Dubbed “soft money,” the contributions come from independent or political action committees formed by unions, business groups, political clubs or simply like-minded individuals who want to throw cash behind a candidate’s effort.

Third-party money could be a game-changer in November as candidates try to cut through the political clutter of a crowded field. Reaching as many voters as possible with a compelling message is paramount to winning in this mayoral election where ranked-choice voting will have its first impact.

Two independent committees  already have been established for Mayor Ed Lee. One was set up Aug. 18 by multimillionaire angel investor Ron Conway, who has made his name investing in successful start-up tech companies such as Twitter. The committee is officially called San Franciscans For Jobs and Good Government and is being managed by political consultant Brian Brokaw.

On Wednesday, yet another soft-money spending vehicle was established to benefit Lee, this one under the name of Committee for Effective City Management.

These soft-money machines could give Lee a significant boost in the race. Lee, who is not accepting public financing, has also not agreed to abide by a $1.4 million spending cap.

“They could make Ed Lee the best caretaker mayor that money could buy,” mayoral candidate and Supervisor John Avalos said.
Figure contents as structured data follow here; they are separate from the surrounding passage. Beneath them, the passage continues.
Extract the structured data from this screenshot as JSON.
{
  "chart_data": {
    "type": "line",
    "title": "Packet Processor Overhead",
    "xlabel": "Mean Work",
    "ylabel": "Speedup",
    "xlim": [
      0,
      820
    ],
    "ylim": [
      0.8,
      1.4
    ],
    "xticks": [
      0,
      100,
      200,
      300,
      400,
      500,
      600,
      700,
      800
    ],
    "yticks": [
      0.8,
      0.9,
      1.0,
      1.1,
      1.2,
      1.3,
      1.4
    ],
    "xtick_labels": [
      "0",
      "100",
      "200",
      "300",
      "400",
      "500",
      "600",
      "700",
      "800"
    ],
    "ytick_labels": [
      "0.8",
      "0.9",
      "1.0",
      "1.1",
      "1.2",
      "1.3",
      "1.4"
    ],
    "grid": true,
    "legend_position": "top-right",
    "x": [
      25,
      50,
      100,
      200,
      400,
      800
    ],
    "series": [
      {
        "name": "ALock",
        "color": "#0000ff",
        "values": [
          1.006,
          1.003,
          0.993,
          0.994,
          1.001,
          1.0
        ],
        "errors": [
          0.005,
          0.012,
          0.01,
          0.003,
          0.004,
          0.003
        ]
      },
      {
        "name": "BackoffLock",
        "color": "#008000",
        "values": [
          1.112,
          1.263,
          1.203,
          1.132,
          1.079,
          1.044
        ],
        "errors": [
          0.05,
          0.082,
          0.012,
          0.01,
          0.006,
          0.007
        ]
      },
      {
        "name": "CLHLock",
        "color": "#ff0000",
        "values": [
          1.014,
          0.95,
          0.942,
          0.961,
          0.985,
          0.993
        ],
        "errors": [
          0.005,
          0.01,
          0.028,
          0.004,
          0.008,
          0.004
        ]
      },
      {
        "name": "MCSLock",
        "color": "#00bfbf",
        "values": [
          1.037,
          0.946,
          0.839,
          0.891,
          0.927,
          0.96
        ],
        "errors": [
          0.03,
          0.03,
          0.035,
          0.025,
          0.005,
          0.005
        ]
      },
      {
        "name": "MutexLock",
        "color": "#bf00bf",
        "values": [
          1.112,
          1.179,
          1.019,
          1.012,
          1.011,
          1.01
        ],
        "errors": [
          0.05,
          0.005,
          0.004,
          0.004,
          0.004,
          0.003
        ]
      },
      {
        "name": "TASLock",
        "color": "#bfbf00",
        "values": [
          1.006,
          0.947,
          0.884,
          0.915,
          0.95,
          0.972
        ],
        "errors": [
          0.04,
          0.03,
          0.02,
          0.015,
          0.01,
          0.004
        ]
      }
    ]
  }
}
But Avalos will likely benefit from some soft-money with a coveted endorsement from the local Democratic Party, which spends thousands of dollars pushing its candidate slate with flyers and advertisements.
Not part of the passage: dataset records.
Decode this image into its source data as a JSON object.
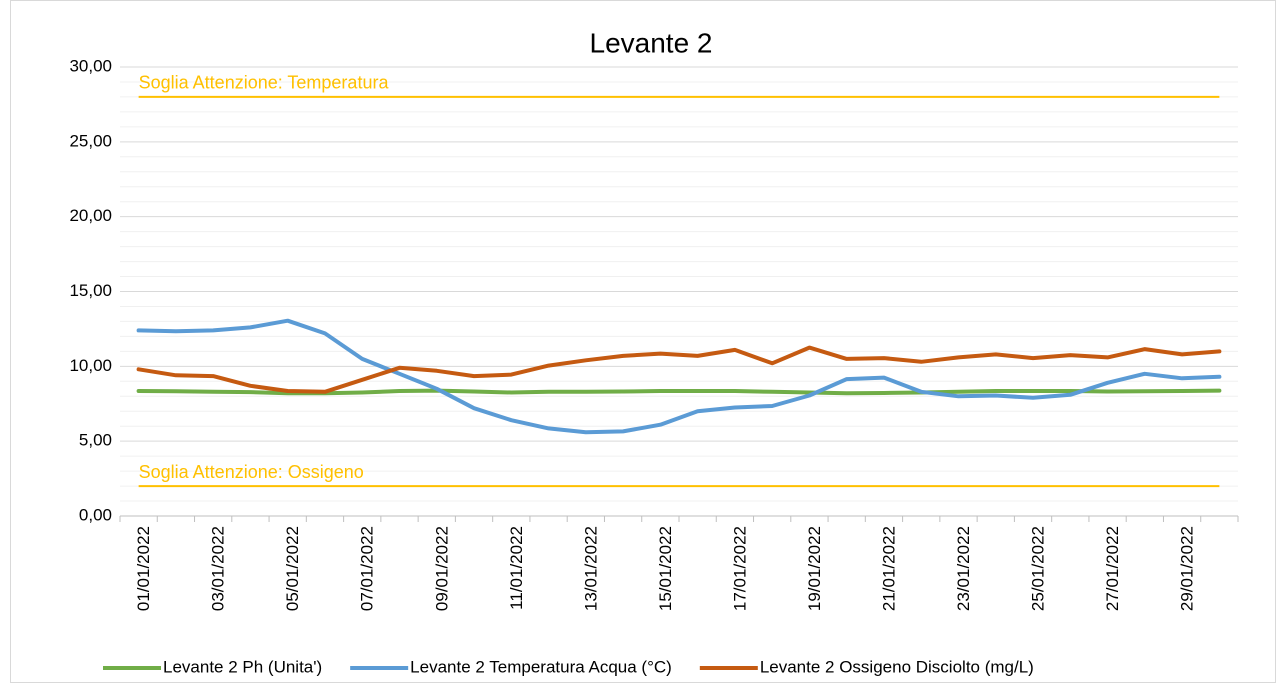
{
  "chart_data": {
    "type": "line",
    "title": "Levante 2",
    "categories": [
      "01/01/2022",
      null,
      "03/01/2022",
      null,
      "05/01/2022",
      null,
      "07/01/2022",
      null,
      "09/01/2022",
      null,
      "11/01/2022",
      null,
      "13/01/2022",
      null,
      "15/01/2022",
      null,
      "17/01/2022",
      null,
      "19/01/2022",
      null,
      "21/01/2022",
      null,
      "23/01/2022",
      null,
      "25/01/2022",
      null,
      "27/01/2022",
      null,
      "29/01/2022",
      null
    ],
    "series": [
      {
        "name": "Levante 2 Ph (Unita')",
        "color": "#70AD47",
        "values": [
          8.35,
          8.33,
          8.3,
          8.28,
          8.2,
          8.2,
          8.25,
          8.35,
          8.38,
          8.32,
          8.25,
          8.3,
          8.3,
          8.32,
          8.35,
          8.35,
          8.35,
          8.3,
          8.25,
          8.2,
          8.22,
          8.25,
          8.3,
          8.35,
          8.35,
          8.35,
          8.32,
          8.33,
          8.35,
          8.38
        ]
      },
      {
        "name": "Levante 2 Temperatura Acqua (°C)",
        "color": "#5B9BD5",
        "values": [
          12.4,
          12.35,
          12.4,
          12.6,
          13.05,
          12.2,
          10.5,
          9.5,
          8.5,
          7.2,
          6.4,
          5.85,
          5.6,
          5.65,
          6.1,
          7.0,
          7.25,
          7.35,
          8.05,
          9.15,
          9.25,
          8.3,
          8.0,
          8.05,
          7.9,
          8.1,
          8.9,
          9.5,
          9.2,
          9.3
        ]
      },
      {
        "name": "Levante 2 Ossigeno Disciolto (mg/L)",
        "color": "#C55A11",
        "values": [
          9.8,
          9.4,
          9.35,
          8.7,
          8.35,
          8.3,
          9.1,
          9.9,
          9.7,
          9.35,
          9.45,
          10.05,
          10.4,
          10.7,
          10.85,
          10.7,
          11.1,
          10.2,
          11.25,
          10.5,
          10.55,
          10.3,
          10.6,
          10.8,
          10.55,
          10.75,
          10.6,
          11.15,
          10.8,
          11.0
        ]
      }
    ],
    "thresholds": [
      {
        "label": "Soglia Attenzione: Temperatura",
        "value": 28,
        "color": "#FFC000"
      },
      {
        "label": "Soglia Attenzione: Ossigeno",
        "value": 2,
        "color": "#FFC000"
      }
    ],
    "ylim": [
      0,
      30
    ],
    "yticks": [
      {
        "value": 0,
        "label": "0,00"
      },
      {
        "value": 5,
        "label": "5,00"
      },
      {
        "value": 10,
        "label": "10,00"
      },
      {
        "value": 15,
        "label": "15,00"
      },
      {
        "value": 20,
        "label": "20,00"
      },
      {
        "value": 25,
        "label": "25,00"
      },
      {
        "value": 30,
        "label": "30,00"
      }
    ],
    "minor_yticks": [
      1,
      2,
      3,
      4,
      6,
      7,
      8,
      9,
      11,
      12,
      13,
      14,
      16,
      17,
      18,
      19,
      21,
      22,
      23,
      24,
      26,
      27,
      28,
      29
    ],
    "grid": true,
    "legend": "bottom"
  }
}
However, he said that will “pale in comparison” to the soft-money spending for Lee.

Political consultant Jim Ross, who ran Gavin Newsom’s mayoral campaign in 2003, said it is possible that independent spending backing Lee could exceed the spending of all the other mayoral candidates combined.

“A lot of rich people are supporting Ed Lee,” Ross said.

Lee isn’t the only mayoral candidate benefiting from a newly formed soft-money committee. In April, an independent expenditure committee was set up to support state Sen. Leland Yee’s bid for mayor. A month later, the American Federation of State County and Municipal Employees, AFL-CIO, contributed $100,000 to the committee.

While three independent spending machines have been recently created, there are numerous others that have long been active in San Francisco’s political arena that will throw money into race, such as the Harvey Milk LGBT Democratic Club PAC; Service Employees International Union Local 1021, the labor group representing the most city government workers; San Francisco Tenants Union; Police Officers Association; the San Francisco Chamber of Commerce; and the Democratic County Central Committee.  

In the Board of Supervisors November elections, $1.3 million in soft money was spent for or against a candidate. And just one person with deep pockets can make a big difference. Supervisor Mark Farrell benefited from an independent expenditure committee that spent $213,000 in support of him. That committee was funded with a $141,000 donation from real estate investor Tom Coates.

Like political candidates, independent expenditure committees are required to report to the San Francisco Ethics Commission how much they have raised and spent. The commission’s website also maintains a list of third-party spending in an election.